Patients must have recovered from the reversible side effects of previous therapy. Exclusion criteria included previous doxorubicin treatment of more than 240 mg/m², severe anorexia or vomiting, significant recent weight loss, pregnancy or lactation, serious intercurrent medical illnesses, history of congestive heart failure, and concurrent immunotherapy or radiotherapy. All patients provided written informed consent.
According to the original study plan, patients were to be enrolled at dose level 1 with starting doses of irinotecan at 100 mg/m² and epirubicin at 40 mg/m² (Table 1). One treatment cycle was 4 weeks, with study drugs administered on days 1 and 8 with the subsequent 2 weeks off. Irinotecan was to be given over 90 minutes and epirubicin was to be given over 5 minutes intravenously. Using a typical phase I dose-escalation scheme, three patients were to be treated in each cohort. If no dose-limiting toxicities were observed in the first treatment cycle, an additional three patients would be started at the next dose level. However, because significant myelosuppression was observed in patients at the first dose level, the protocol was modified as shown in Table 2.
Dose-limiting toxicity is defined as a treatment-related toxicity severe enough to preclude additional therapy for that patient, and is typically grade 3 or 4 toxicity. The maximum tolerated dose is defined as the highest dose level that does not result in dose-limiting toxicities in two or more of six patients treated at that level.
Blood samples are being obtained from all patients at predetermined intervals on day 1 only. Samples will be analyzed to determine clearance and half-life of both irinotecan and epirubicin. Specifically, this analysis will help determine whether concurrent administration of the two compounds results in any significant pharmacokinetic interactions.
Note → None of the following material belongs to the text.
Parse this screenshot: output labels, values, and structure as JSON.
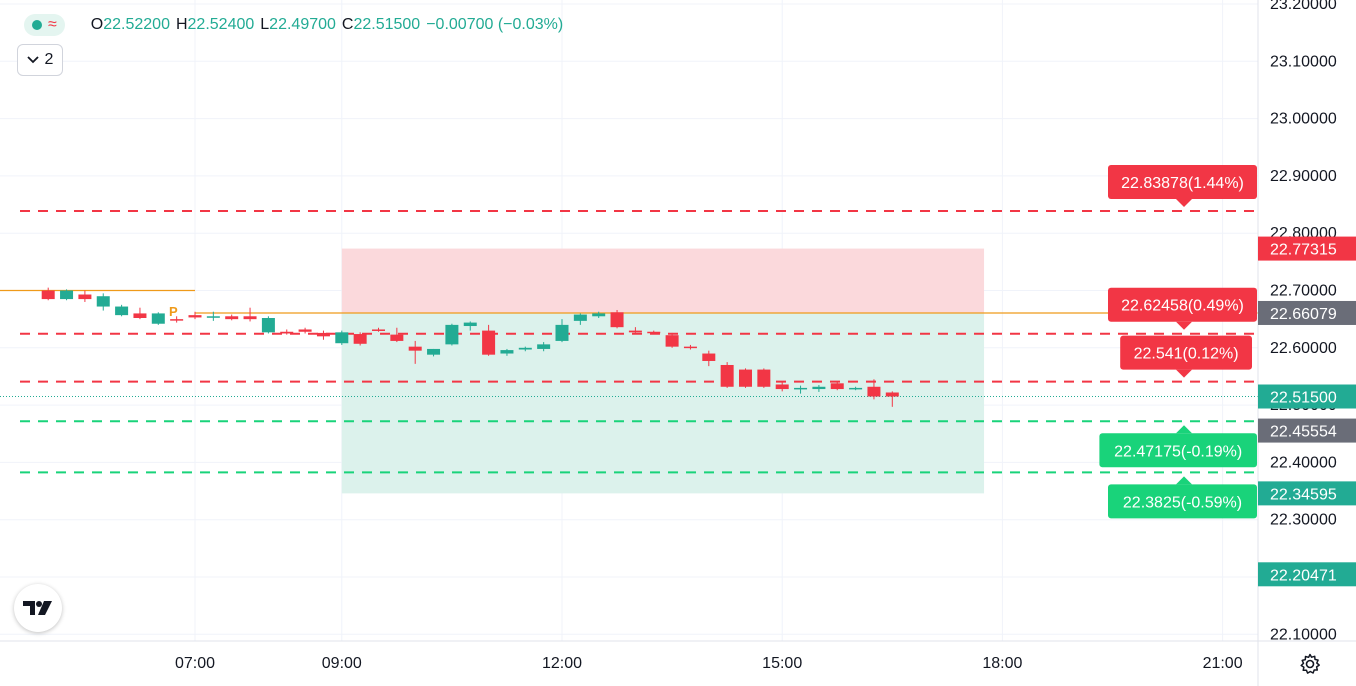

All treatment is delivered on an outpatient basis. Patients are evaluated on each day of treatment by physical examination and laboratory studies including hematologic and chemistry panels. Tumor assessment is conducted at baseline and again every 8 weeks (or two cycles). Repeat ejection fraction is assessed after patients have received 450 to 500 mg/m² of epirubicin. Patients who are tolerating the therapy reasonably well and gaining clinical benefit (ie, stable or improving disease status) may continue on the study.
Four patients were accrued to the initial cohort. Their characteristics are listed in Table 3. Two patients had to be replaced due to rapid disease progression and two developed a dose-limiting toxicity. No significant acute toxicities were observed, namely, no significant diarrhea or nausea/vomiting. However, two of the four patients had myelosuppression as dose-limiting toxicity. Both patients were re-treated at reduced doses and currently remain on study. Toxicities are summarized in Table 4. One patient with metastatic gallbladder cancer had a minor response accompanied by a 50% decrease in carcinoembryonic antigen level. Another patient with metastatic pancreatic cancer had stable disease and symptomatic improvement.
The combination of topoisomerase I and II inhibitors previously has been shown to result in significant myelosuppression, and we have observed a similar effect in early results of this trial. Once a maximum tolerated dose is identified and the pharmacokinetic data analyzed, selected phase II studies will be initiated in patients with gastric cancer and cholangiocarcinoma/bile duct cancers. The day 1 and 8 schedule is convenient for patients and has resulted in acceptable acute side effects. Although it is possible that alternative schedules (such as every 14 days or every 21 days) may allow for higher dose escalation, we suspect this will not be the case.